Optimizing tail recursion is trivial, because the stack is reused, but general TCO requires additional cleanup or resizing.
In assembly, TCO can be implemented
by replacing a call
followed by a ret
with a jmp
. There may be call frame
setup between the two instructions, which would need to be adjusted.
LLVM has the -tailcallelim
pass and optimizes tail calls
and sibling calls.
It extends the basic algorithm to move trivial instructions from between the
call and return and rewrites associative expressions to use an accumulator (as
in naïve factorial or Fibonacci). It also performs it on functions that return
void, the callee’s result, or a run-time constant on all exits, or if it can
prove that callees don’t access the caller stack frame. TCO is only performed
for the fastcc
, GHC, HiPE, tailcc
, and
swifttailcc
calling conventions.
The Func dialect has func.call
,
func.call_indirect
, and func.return
, and the LLVM dialect
has llvm.call
and llvm.return
, but their docs make no mention of tail calls.
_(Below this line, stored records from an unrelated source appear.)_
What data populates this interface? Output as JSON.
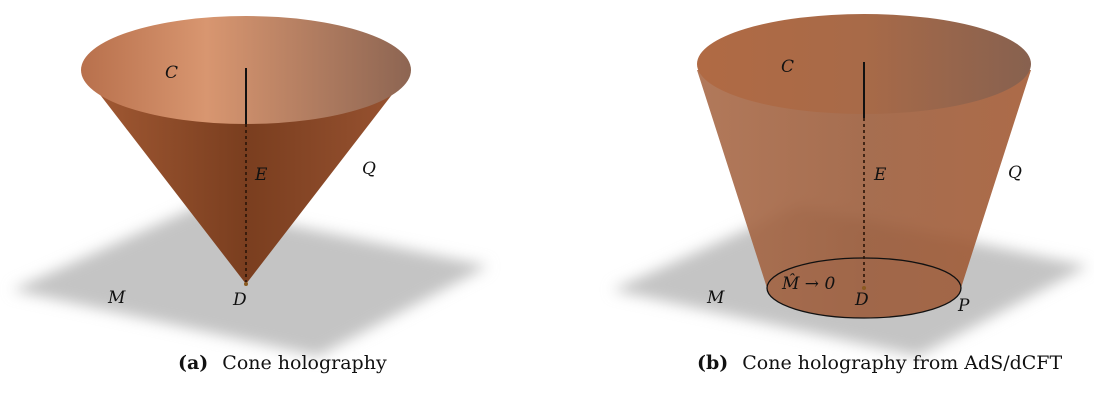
{
  "panel_a": {
    "labels": {
      "C": "C",
      "E": "E",
      "Q": "Q",
      "M": "M",
      "D": "D"
    },
    "caption_tag": "(a)",
    "caption_text": "Cone holography"
  },
  "panel_b": {
    "labels": {
      "C": "C",
      "E": "E",
      "Q": "Q",
      "M": "M",
      "D": "D",
      "P": "P",
      "Mhat": "M̂ → 0"
    },
    "caption_tag": "(b)",
    "caption_text": "Cone holography from AdS/dCFT"
  },
  "colors": {
    "cone": "#a0603e",
    "plane": "#c4c4c4"
  }
}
Presumably, MLIR leans on LLVM’s TCO.
WebAssembly has the regular call instructions,
call
, call_indirect
, and call_ref
as well as their proposed
tail-call counterparts, return_call
, return_call_indirect
, and
return_call_ref
, which unwind the frame before performing the call. The callee
does not necessarily need to be the same as the caller and can have a different
type, so is more general than tail self-recursive calls.
V8 has implemented this proposal.
Turbofan (V8’s optimizing compiler) handles the stack and register manipulations for reusing the stack space by generating a list of moves that are semantically executed in parallel. The “gap resolver” then orders moves such that all sources are read before being overwritten, using temporary registers or stack slots to break cycles.
Liftoff (V8’s baseline compiler) does not optimize tail calls. It instead updates the stack frame as for a regular call, then shifts it downwards to discard the caller frame.
Wasmtime details their implementation in an RFC.
In RFC 3407, it is proposed that
Rust use the already-reserved become
keyword to denote a tail call. It is used
opt-in, in place of a return, and its argument must be a call. Tail calls to and
from closures will not be supported, due to the high implementation effort.
Zig uses separate @call
syntax to specify modifiers, such as to control tail calls or inlining.
The JVM eliminates tail-recursive calls, but not general tail calls or mutual tail recursion.
The Graal compiler has internal support for tail calls and limited support for Truffle languages.